The Other Black Girl(10)



Nella eased back into her chair and squared her shoulders. She waited an appropriate amount of time before saying, firmly, “So. Needles and Pins. I’m going be candid here: One of the characters really didn’t—”

“Listen, Nella…” Vera rubbed her temples and exhaled. “I think Colin will be coming into the office soon, maybe next week. How about you just share your thoughts with both of us then? That way we can take his response to your critique into account when we prepare our offer for Needles and Pins.”

Nella wasn’t sure what made her queasier, the fact that she’d have to speak with Colin in person about her feelings without flying them by Vera first, or the fact that Vera already seemed so set on buying this book. “Um… okay. I just wonder if maybe you and I should talk about it, um, first—just maybe the—um—weaknesses, or…”

“Yeah, yeah, we’ll just tell Colin in person,” Vera said, now fully closing her eyes. “It’s just, I can’t focus now with… with this.” She gestured at the wall through which the fiery riff of “Edge of Seventeen” was blaring.

“Good god, this place sometimes,” Vera continued. “Is it me, or are they putting something weird in our water?”



* * *



Vera was right. There was something in the water at Wagner. But Vera had had a hand in that. She and pretty much all of the higher-ups at Wagner who earned livable incomes—they were all messing with the water, making it difficult and sometimes impossible for smaller fish like Nella to survive. Lurking beneath many of the friendly seeming meetings was an environment of pettiness and power plays; cold shoulders and closed-door conversations.

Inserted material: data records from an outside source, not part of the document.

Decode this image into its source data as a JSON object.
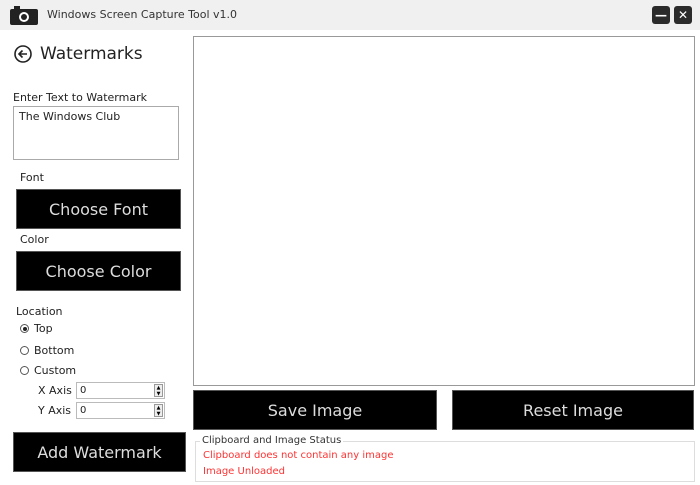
{
  "window": {
    "title": "Windows Screen Capture Tool v1.0",
    "minimize": "—",
    "close": "✕"
  },
  "sidebar": {
    "heading": "Watermarks",
    "text_label": "Enter Text to Watermark",
    "text_value": "The Windows Club",
    "font_label": "Font",
    "choose_font": "Choose Font",
    "color_label": "Color",
    "choose_color": "Choose Color",
    "location_label": "Location",
    "locations": [
      {
        "label": "Top",
        "selected": true
      },
      {
        "label": "Bottom",
        "selected": false
      },
      {
        "label": "Custom",
        "selected": false
      }
    ],
    "x_axis_label": "X Axis",
    "x_axis_value": "0",
    "y_axis_label": "Y Axis",
    "y_axis_value": "0",
    "add_watermark": "Add Watermark"
  },
  "main": {
    "save_image": "Save Image",
    "reset_image": "Reset Image",
    "status_title": "Clipboard and Image Status",
    "status_lines": [
      "Clipboard does not contain any image",
      "Image Unloaded"
    ],
    "status_color": "#ff3333"
  }
}
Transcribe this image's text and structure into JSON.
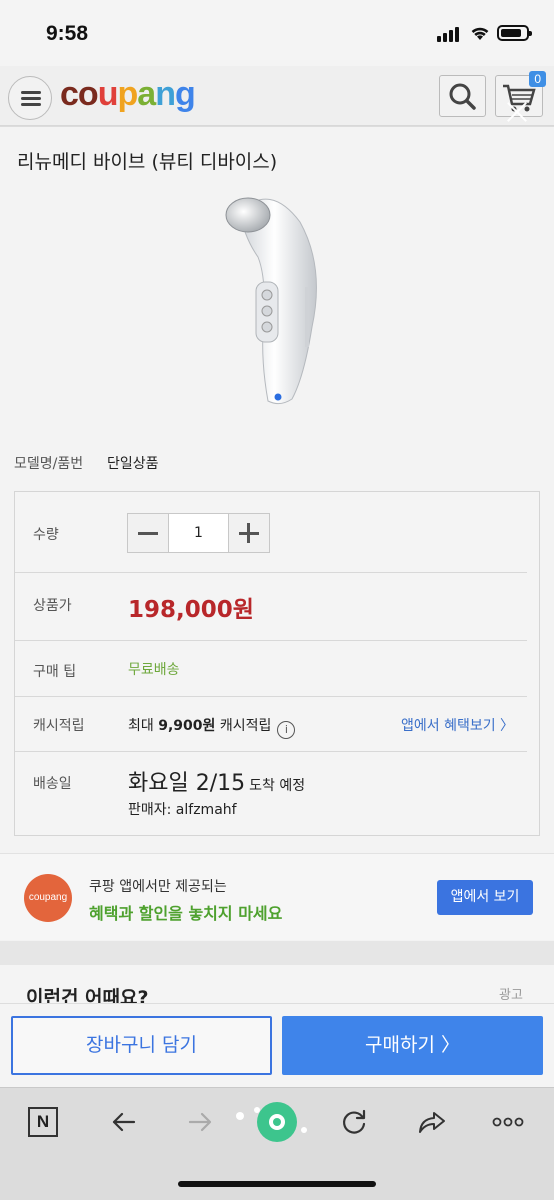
{
  "status_bar": {
    "time": "9:58"
  },
  "header": {
    "logo_letters": [
      "c",
      "o",
      "u",
      "p",
      "a",
      "n",
      "g"
    ],
    "logo_colors": [
      "#7a2a1e",
      "#7a2a1e",
      "#e0403a",
      "#f0a31f",
      "#7bb034",
      "#3fa0d6",
      "#3f84ea"
    ],
    "cart_count": "0"
  },
  "product": {
    "title": "리뉴메디 바이브 (뷰티 디바이스)",
    "model_label": "모델명/품번",
    "model_value": "단일상품"
  },
  "info": {
    "quantity_label": "수량",
    "quantity_value": "1",
    "price_label": "상품가",
    "price": "198,000원",
    "tip_label": "구매 팁",
    "tip_value": "무료배송",
    "cash_label": "캐시적립",
    "cash_prefix": "최대",
    "cash_amount": "9,900원",
    "cash_suffix": "캐시적립",
    "cash_link": "앱에서 혜택보기 〉",
    "delivery_label": "배송일",
    "delivery_date": "화요일 2/15",
    "delivery_suffix": "도착 예정",
    "seller": "판매자: alfzmahf"
  },
  "promo": {
    "logo_text": "coupang",
    "line1": "쿠팡 앱에서만 제공되는",
    "line2": "혜택과 할인을 놓치지 마세요",
    "button": "앱에서 보기"
  },
  "suggest": {
    "title": "이런건 어때요?",
    "ad_label": "광고"
  },
  "actions": {
    "add_to_cart": "장바구니 담기",
    "buy": "구매하기 〉"
  },
  "browser": {
    "n_label": "N"
  }
}
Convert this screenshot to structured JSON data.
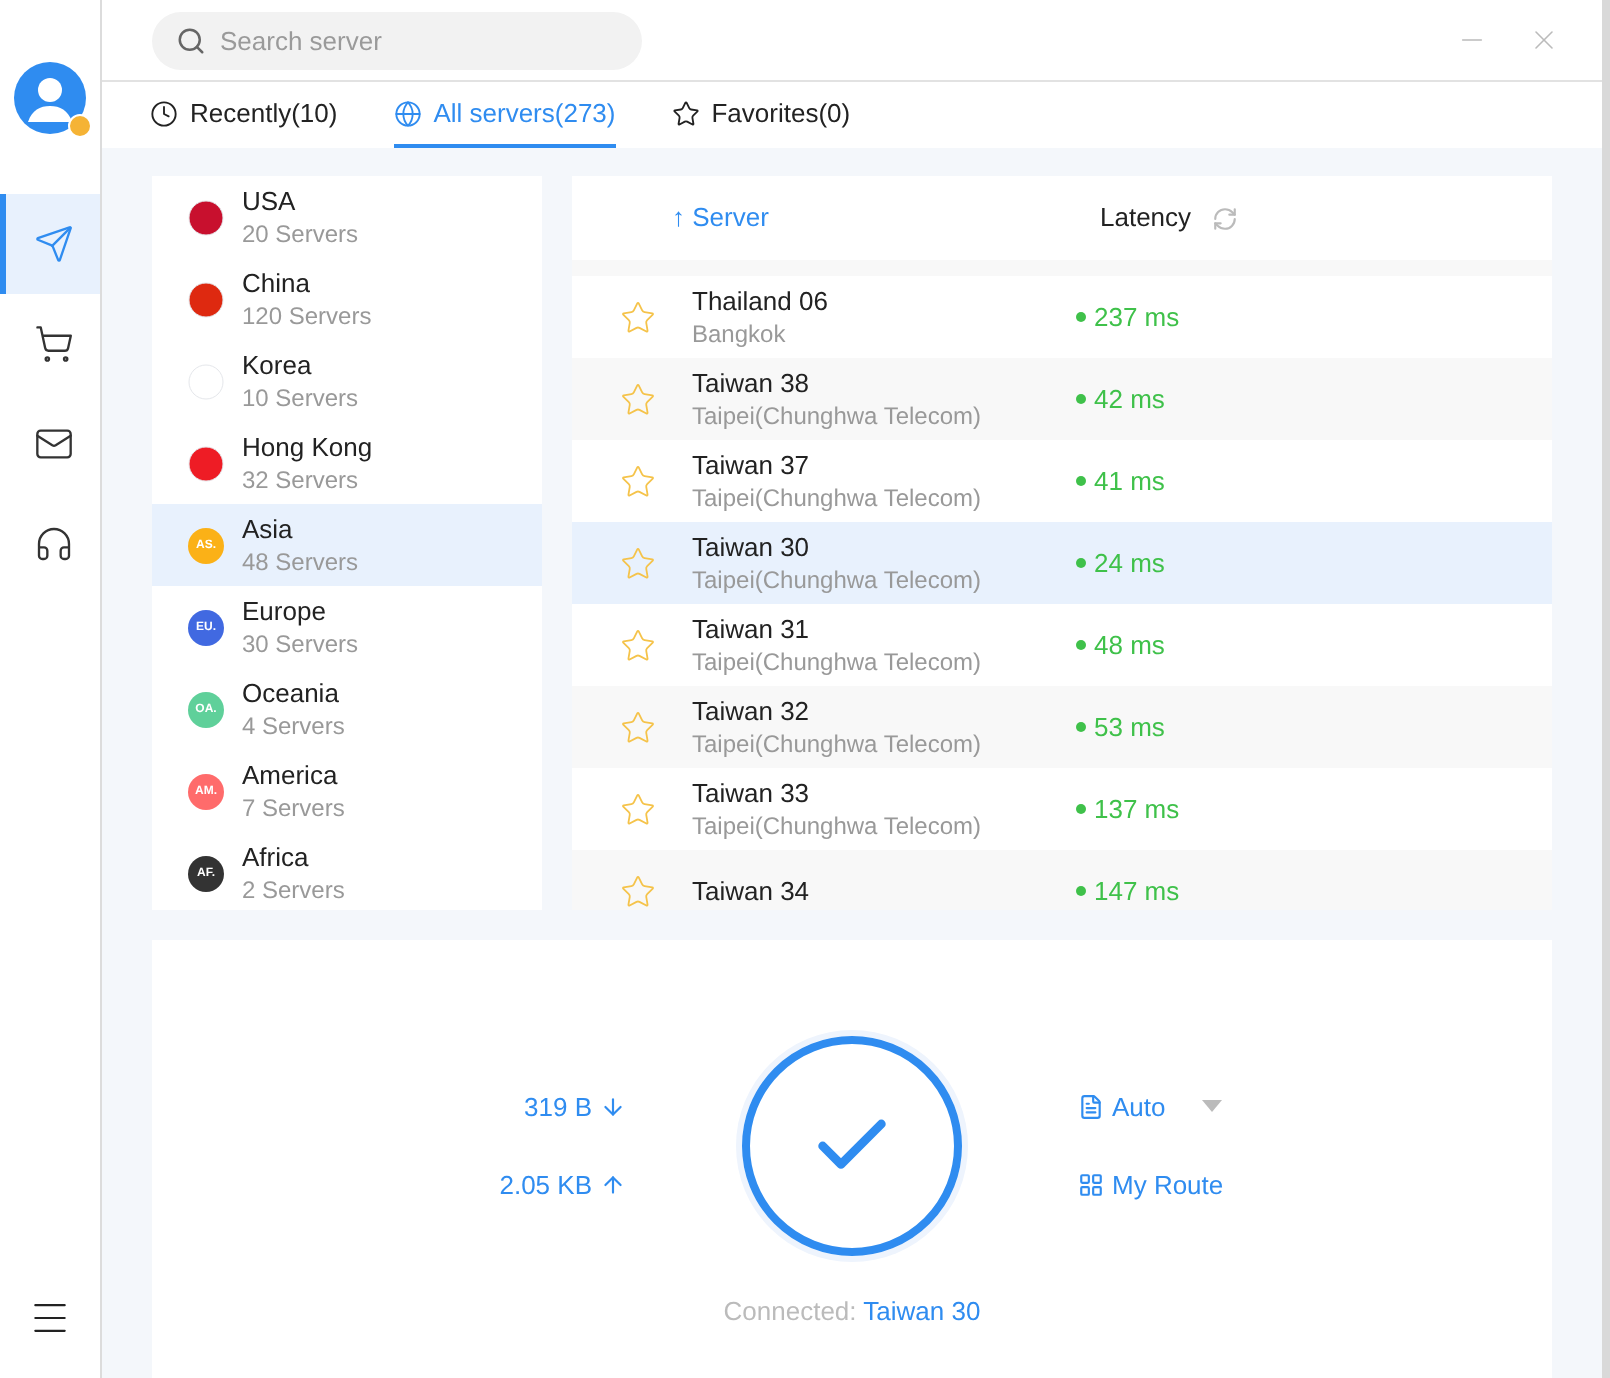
{
  "nav": [
    {
      "kind": "send",
      "selected": true
    },
    {
      "kind": "cart",
      "selected": false
    },
    {
      "kind": "mail",
      "selected": false
    },
    {
      "kind": "support",
      "selected": false
    }
  ],
  "search": {
    "placeholder": "Search server"
  },
  "tabs": [
    {
      "kind": "clock",
      "label": "Recently(10)",
      "selected": false
    },
    {
      "kind": "globe",
      "label": "All servers(273)",
      "selected": true
    },
    {
      "kind": "star",
      "label": "Favorites(0)",
      "selected": false
    }
  ],
  "regions": [
    {
      "name": "USA",
      "count": "20 Servers",
      "kind": "flag",
      "color": "#c8102e",
      "selected": false
    },
    {
      "name": "China",
      "count": "120 Servers",
      "kind": "flag",
      "color": "#de2910",
      "selected": false
    },
    {
      "name": "Korea",
      "count": "10 Servers",
      "kind": "flag",
      "color": "#ffffff",
      "selected": false
    },
    {
      "name": "Hong Kong",
      "count": "32 Servers",
      "kind": "flag",
      "color": "#ee1c25",
      "selected": false
    },
    {
      "name": "Asia",
      "count": "48 Servers",
      "kind": "badge",
      "badge": "AS.",
      "color": "#fbb117",
      "selected": true
    },
    {
      "name": "Europe",
      "count": "30 Servers",
      "kind": "badge",
      "badge": "EU.",
      "color": "#4169e1",
      "selected": false
    },
    {
      "name": "Oceania",
      "count": "4 Servers",
      "kind": "badge",
      "badge": "OA.",
      "color": "#5fd09a",
      "selected": false
    },
    {
      "name": "America",
      "count": "7 Servers",
      "kind": "badge",
      "badge": "AM.",
      "color": "#ff6b6b",
      "selected": false
    },
    {
      "name": "Africa",
      "count": "2 Servers",
      "kind": "badge",
      "badge": "AF.",
      "color": "#333333",
      "selected": false
    }
  ],
  "server_table": {
    "columns": [
      "↑ Server",
      "Latency"
    ],
    "rows": [
      {
        "name": "Thailand 06",
        "location": "Bangkok",
        "latency": "237 ms",
        "favorite": false,
        "selected": false
      },
      {
        "name": "Taiwan 38",
        "location": "Taipei(Chunghwa Telecom)",
        "latency": "42 ms",
        "favorite": false,
        "selected": false
      },
      {
        "name": "Taiwan 37",
        "location": "Taipei(Chunghwa Telecom)",
        "latency": "41 ms",
        "favorite": false,
        "selected": false
      },
      {
        "name": "Taiwan 30",
        "location": "Taipei(Chunghwa Telecom)",
        "latency": "24 ms",
        "favorite": false,
        "selected": true
      },
      {
        "name": "Taiwan 31",
        "location": "Taipei(Chunghwa Telecom)",
        "latency": "48 ms",
        "favorite": false,
        "selected": false
      },
      {
        "name": "Taiwan 32",
        "location": "Taipei(Chunghwa Telecom)",
        "latency": "53 ms",
        "favorite": false,
        "selected": false
      },
      {
        "name": "Taiwan 33",
        "location": "Taipei(Chunghwa Telecom)",
        "latency": "137 ms",
        "favorite": false,
        "selected": false
      },
      {
        "name": "Taiwan 34",
        "latency": "147 ms",
        "favorite": false,
        "selected": false
      }
    ]
  },
  "connection": {
    "download": "319 B",
    "upload": "2.05 KB",
    "connected": true,
    "mode": "Auto",
    "route": "My Route",
    "status_label": "Connected:",
    "server": "Taiwan 30"
  }
}
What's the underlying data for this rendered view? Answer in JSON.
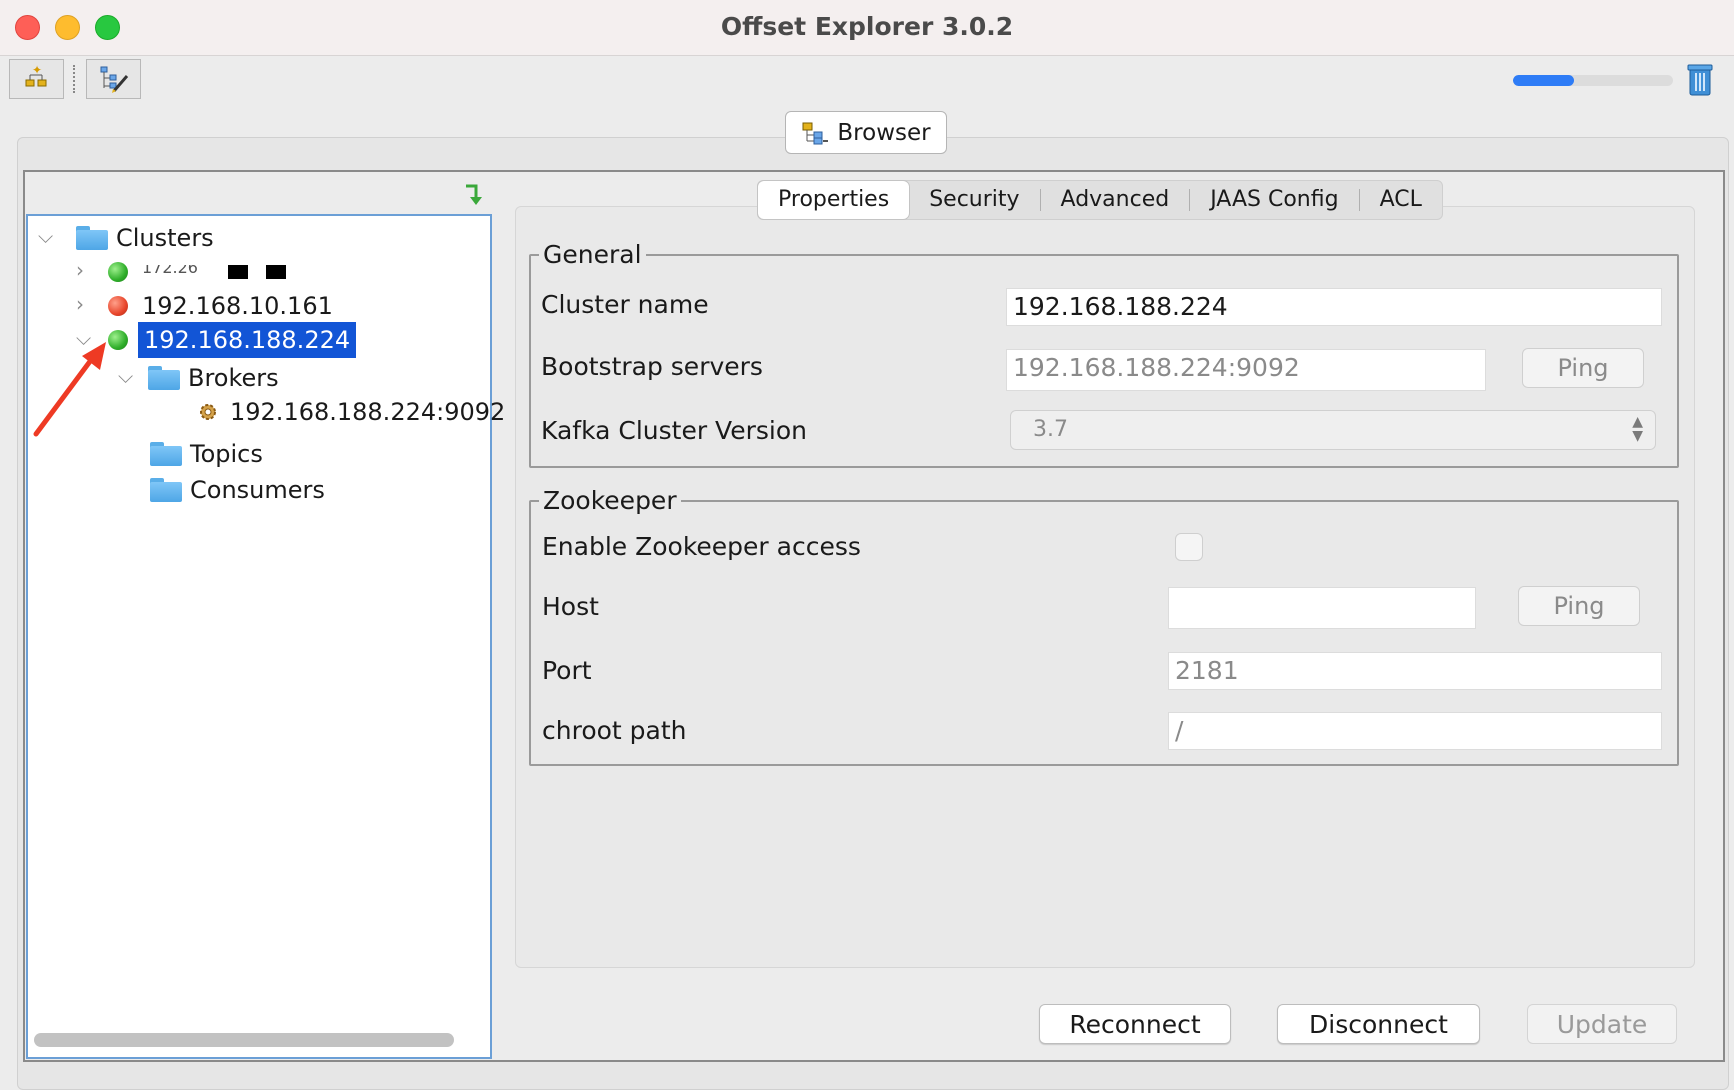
{
  "window": {
    "title": "Offset Explorer  3.0.2"
  },
  "toolbar": {
    "progress": 0.38
  },
  "browser_tab": {
    "label": "Browser"
  },
  "tree": {
    "root": "Clusters",
    "clusters": [
      {
        "label": "172.26",
        "status": "connected",
        "expanded": false
      },
      {
        "label": "192.168.10.161",
        "status": "error",
        "expanded": false
      },
      {
        "label": "192.168.188.224",
        "status": "connected",
        "expanded": true,
        "selected": true
      }
    ],
    "children": {
      "brokers": "Brokers",
      "broker_item": "192.168.188.224:9092",
      "topics": "Topics",
      "consumers": "Consumers"
    }
  },
  "tabs": [
    {
      "label": "Properties",
      "active": true
    },
    {
      "label": "Security"
    },
    {
      "label": "Advanced"
    },
    {
      "label": "JAAS Config"
    },
    {
      "label": "ACL"
    }
  ],
  "general": {
    "legend": "General",
    "cluster_name_label": "Cluster name",
    "cluster_name_value": "192.168.188.224",
    "bootstrap_label": "Bootstrap servers",
    "bootstrap_value": "192.168.188.224:9092",
    "ping_label": "Ping",
    "version_label": "Kafka Cluster Version",
    "version_value": "3.7"
  },
  "zookeeper": {
    "legend": "Zookeeper",
    "enable_label": "Enable Zookeeper access",
    "enabled": false,
    "host_label": "Host",
    "host_value": "",
    "ping_label": "Ping",
    "port_label": "Port",
    "port_value": "2181",
    "chroot_label": "chroot path",
    "chroot_value": "/"
  },
  "actions": {
    "reconnect": "Reconnect",
    "disconnect": "Disconnect",
    "update": "Update"
  },
  "colors": {
    "selection": "#1255d6",
    "connected": "#2fae2a",
    "error": "#e8452b",
    "annotation_arrow": "#ee3a24"
  }
}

The most fascinating part was that they all thought everyone else was crazy. At least, that’s what Yang, the girl who’d been assisting Maisy when Nella had first started at Wagner, had intimated to her. Yang had taken on the noble task of not only training her on editorial procedures, but also giving her the scoop about all of her new coworkers—whom to watch out for at holiday parties, whom to avoid in the elevator, whom to get coffee with. All the important intel.

Yang had been an incredibly helpful guide, and as a first-generation Chinese American, she’d also been the only other POC Nella had ever gotten to work with at Wagner. Together, they made cracks about how hard it must be for everyone to tell them apart and rolled their eyes at the higher-ups constantly walking outsiders through their side of the office—purposely, they half-joked, to showcase the company’s diversity.

It all came to an end six months later, when Yang quit to go get her PhD. Three days after Yang’s last day at Wagner, another shooting of yet another unarmed Black man—this time, an elderly one—went viral. He had been pulled over by a white police officer hours before sunrise in rural North Carolina. Minutes later, he was dead, and hours later, the world was on fire. Numerous reports said he’d been reaching to turn up his hearing aid. One day after Nella watched Jesse Watson’s livid response to the shooting blow up on Twitter, Richard Wagner sent out a company-wide email announcing an upcoming series of Diversity Town Halls.

Very rarely did the editor in chief of Wagner Books send emails to his employees; he either popped into your office unexpectedly or sent you a note handwritten in impeccable cursive. The very existence of this email was thrilling, and its contents were so promising that Nella had printed out the email and thumbtacked it up in her cube. The news of the shooting had outraged the country and it had particularly outraged her, too—not only because the man had been hard of hearing and in his seventies, but also because he’d borne a subtle resemblance to a grandfather she’d never met. It was comforting to know, then, that all Wagner employees had received a directive to start talking to each other about the major elephant in the room.

But there was just one problem: No one really knew what the elephant was. Or where the elephant was. Or if there was even an elephant at all. The definition of “diversity at Wagner” managed to mystify all of Nella’s colleagues, and Natalie from HR and the British moderator she’d brought in as a “neutral party” spent the first hour of the first town hall trying to pinpoint what they were really supposed to be talking about. “Do we mean diverse employees or diverse books?” asked Alexander, one of Wagner’s most literal editors. “Or do we mean diverse authors?” “Didn’t we publish this book by that Black writer just last year?” others asked. And so on.

Their confusion was understandable enough, and Nella did her best to rein everyone back in toward the task at hand with her own small “objective” observations. But she couldn’t bring herself to say that maybe higher-level employees shouldn’t primarily hire people with Ivy League degrees or personal connections, because her own résumé had been boosted by an editor friend of one of her professors at the University of Virginia. And the zinger she really wanted to deliver—Yes, we just published “that Black writer” last year, but that writer, along with the last six Black people we’ve published here at Wagner, was not a Black American, he was from an African country, and while that’s definitely an example of diversity, it’s also really not—wouldn’t work, either. It would only unleash a whole new slew of gradations that Nella didn’t even feel comfortable grappling with on her own yet, let alone with her white employers.